2. Must not accept, as full or partial payment for such sale or lease, the proceeds of any purchase money loan (a cash advance that is received by a consumer in return for a finance charge, which is applied to a purchase of goods or services from a seller), unless any consumer credit contract made in connection with such purchase money loan contains the following provision in at least ten point, bold face, type:
ANY HOLDER OF THIS CONSUMER CREDIT CONTRACT IS SUBJECT TO ALL CLAIMS AND DEFENSES WHICH THE DEBTOR COULD ASSERT AGAINST THE SELLER OF GOODS OR SERVICES OBTAINED WITH THE PROCEEDS HEREOF. RECOVERY HEREUNDER BY THE DEBTOR SHALL NOT EXCEED AMOUNTS PAID BY THE DEBTOR HEREUNDER.
C. Consequences of Failure to Include Mandatory Provisions
Any seller who fails to place one of these notices in a consumer credit contract is considered to have committed an unfair or deceptive act or practice under the Federal Trade Commission Act, subjecting the seller to action by the Federal Trade Commission.
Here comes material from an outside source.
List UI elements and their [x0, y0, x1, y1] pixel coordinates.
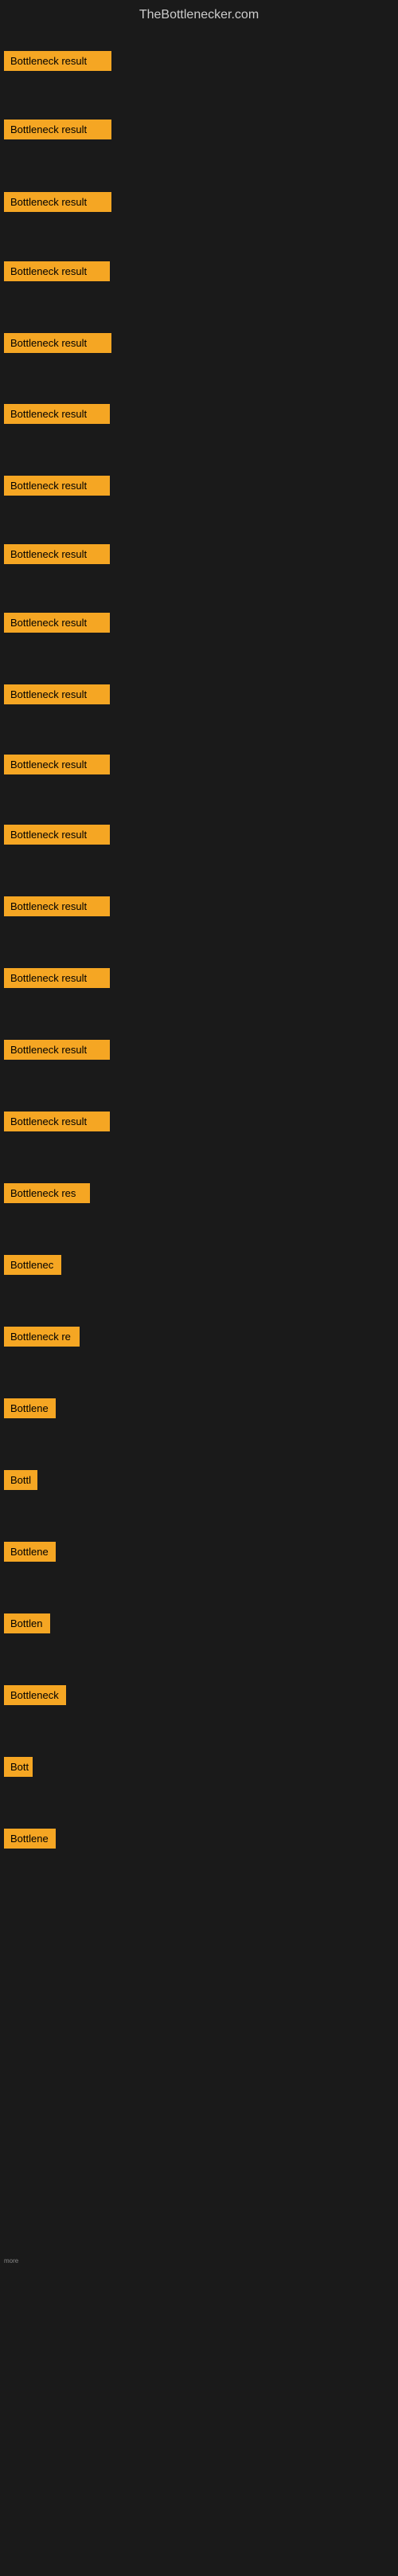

In New Mexico, a buyer does not waive the protections afforded by the Holder Rule simply because the seller did not include the mandatory language in the contract. Rather, the law assumes the creditor-assignee takes the contract subject to all claims and defenses the buyer could have asserted against the seller. §55-9-404(d). See also Associates Loan Co. v. Walker, 76 N.M. 520 (1966)(explaining it is a “fundamental rule of law . . . that an assignee . . . acquires by virtue of his assignment nothing more than the assignor had and all equities and defenses which could have been raised by the debtor against the assignor are available to the debtor against the assignee”); Jaramillo v. Gonzales, 2002-NMCA-072, 132 N.M. 459, 50 P.3d 554 (explaining the Holder Rule holds the assignee subject to all claims the consumer might bring against the original seller).